Une pratique du sport limitée
« Celles qui ont un profil hyperactif sont parties à la campagne. Avec un jardin, un bois à proximité pour faire du sport, elles ne se sont pas confinées dans leur 25 m² à Paris ! » constate Myriam Cordelle, de SOS Anor. Pour de nombreuses boulimiques ou anorexiques l’aspect exutoire du sport va être de plus en plus compliqué à gérer, dans la mesure où les sorties de sports sont désormais strictement régulées. C’est d’ailleurs ce que fait quotidiennement Clémence*. « Je suis dans une logique de perte de poids. Je cours au moins 1h par jour ensuite je fais du cardio-training, je ne mange pas le matin ni le midi. Même si je suis avec mes parents, ils bossent en télétravail donc ils ne font pas forcément attention à ce que je fais ni à ce que je mange. Je leur dis que je mange vers 15h, je vais faire du bruit dans la cuisine à l’heure dite et hop. »

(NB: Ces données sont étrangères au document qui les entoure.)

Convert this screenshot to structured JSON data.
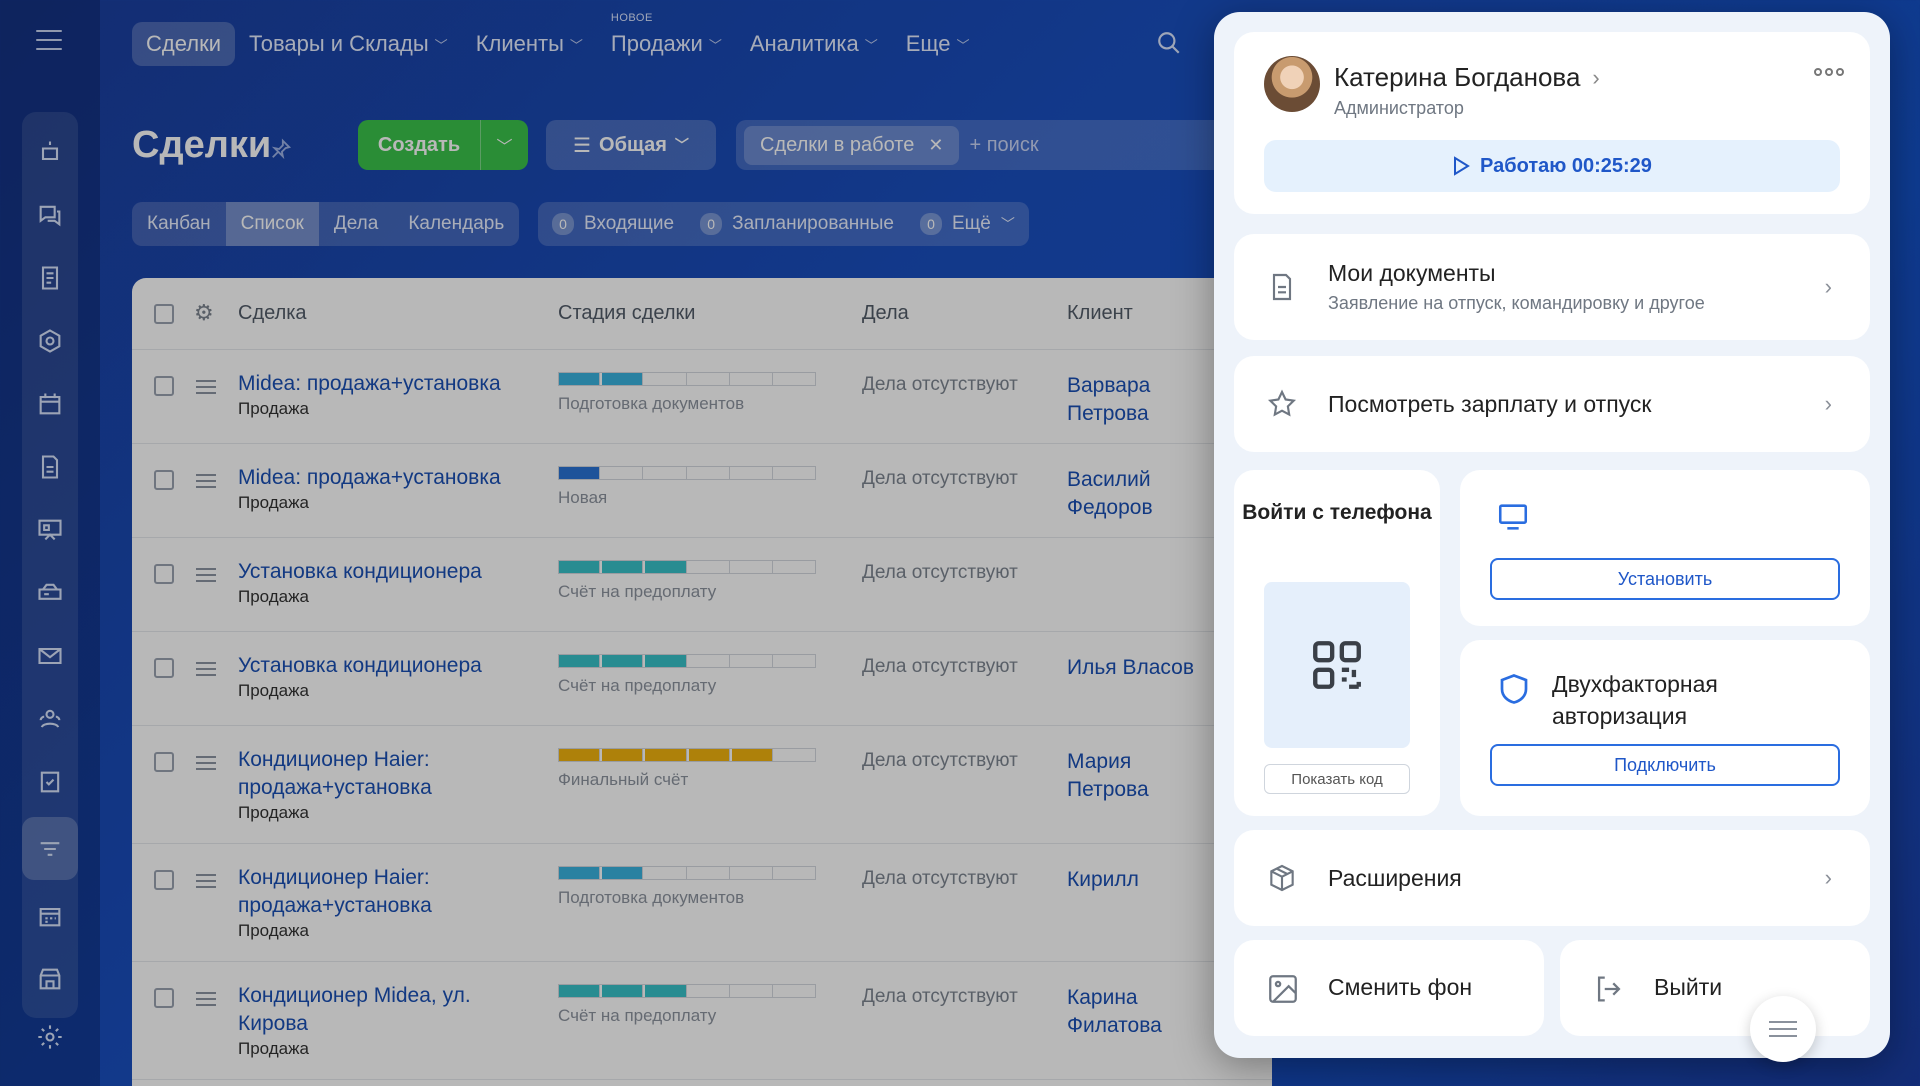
{
  "topnav": {
    "items": [
      {
        "label": "Сделки",
        "active": true,
        "has_chevron": false
      },
      {
        "label": "Товары и Склады",
        "active": false,
        "has_chevron": true
      },
      {
        "label": "Клиенты",
        "active": false,
        "has_chevron": true
      },
      {
        "label": "Продажи",
        "active": false,
        "has_chevron": true,
        "badge": "НОВОЕ"
      },
      {
        "label": "Аналитика",
        "active": false,
        "has_chevron": true
      },
      {
        "label": "Еще",
        "active": false,
        "has_chevron": true
      }
    ]
  },
  "header": {
    "title": "Сделки",
    "create_label": "Создать",
    "filter_label": "Общая",
    "filter_chip": "Сделки в работе",
    "search_placeholder": "+ поиск"
  },
  "view_tabs": [
    "Канбан",
    "Список",
    "Дела",
    "Календарь"
  ],
  "active_view_tab": "Список",
  "counters": [
    {
      "count": "0",
      "label": "Входящие"
    },
    {
      "count": "0",
      "label": "Запланированные"
    },
    {
      "count": "0",
      "label": "Ещё"
    }
  ],
  "table": {
    "columns": [
      "Сделка",
      "Стадия сделки",
      "Дела",
      "Клиент"
    ],
    "rows": [
      {
        "title": "Midea: продажа+установка",
        "type": "Продажа",
        "stage": "Подготовка документов",
        "progress": 0.33,
        "color": "#3ab3e0",
        "activity": "Дела отсутствуют",
        "client": "Варвара Петрова"
      },
      {
        "title": "Midea: продажа+установка",
        "type": "Продажа",
        "stage": "Новая",
        "progress": 0.17,
        "color": "#2a74d6",
        "activity": "Дела отсутствуют",
        "client": "Василий Федоров"
      },
      {
        "title": "Установка кондиционера",
        "type": "Продажа",
        "stage": "Счёт на предоплату",
        "progress": 0.5,
        "color": "#38c2c9",
        "activity": "Дела отсутствуют",
        "client": ""
      },
      {
        "title": "Установка кондиционера",
        "type": "Продажа",
        "stage": "Счёт на предоплату",
        "progress": 0.5,
        "color": "#38c2c9",
        "activity": "Дела отсутствуют",
        "client": "Илья Власов"
      },
      {
        "title": "Кондиционер Haier: продажа+установка",
        "type": "Продажа",
        "stage": "Финальный счёт",
        "progress": 0.83,
        "color": "#f2b30f",
        "activity": "Дела отсутствуют",
        "client": "Мария Петрова"
      },
      {
        "title": "Кондиционер Haier: продажа+установка",
        "type": "Продажа",
        "stage": "Подготовка документов",
        "progress": 0.33,
        "color": "#3ab3e0",
        "activity": "Дела отсутствуют",
        "client": "Кирилл"
      },
      {
        "title": "Кондиционер Midea, ул. Кирова",
        "type": "Продажа",
        "stage": "Счёт на предоплату",
        "progress": 0.5,
        "color": "#38c2c9",
        "activity": "Дела отсутствуют",
        "client": "Карина Филатова"
      }
    ]
  },
  "popup": {
    "user_name": "Катерина Богданова",
    "user_role": "Администратор",
    "working_label": "Работаю 00:25:29",
    "docs_title": "Мои документы",
    "docs_sub": "Заявление на отпуск, командировку и другое",
    "salary_title": "Посмотреть зарплату и отпуск",
    "phone_title": "Войти с телефона",
    "show_code": "Показать код",
    "install_label": "Установить",
    "twofa_title": "Двухфакторная авторизация",
    "twofa_button": "Подключить",
    "extensions_title": "Расширения",
    "change_bg": "Сменить фон",
    "logout": "Выйти"
  },
  "colors": {
    "accent": "#1f57c8",
    "create_green": "#3bc44b",
    "link_blue": "#1a4fb4"
  },
  "sidebar_icons": [
    "robot-icon",
    "chat-icon",
    "document-icon",
    "hexagon-icon",
    "calendar-icon",
    "file-icon",
    "board-icon",
    "drive-icon",
    "mail-icon",
    "contacts-icon",
    "tasks-icon",
    "crm-funnel-icon",
    "schedule-icon",
    "store-icon",
    "settings-icon"
  ]
}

Les risques pour la santé de ces dernières demeurent pourtant considérables. Les risques de contamination au Covid-19 s’accentuent dans la mesure où leurs défenses immunitaires sont faibles et s’accumulent à des problèmes de santé déjà existants. Les TCA sont l’une des maladies mentales les plus mortelles avec plus de 1 000 décès par an en France.
*Les noms ont été changés pour préserver l’anonymat.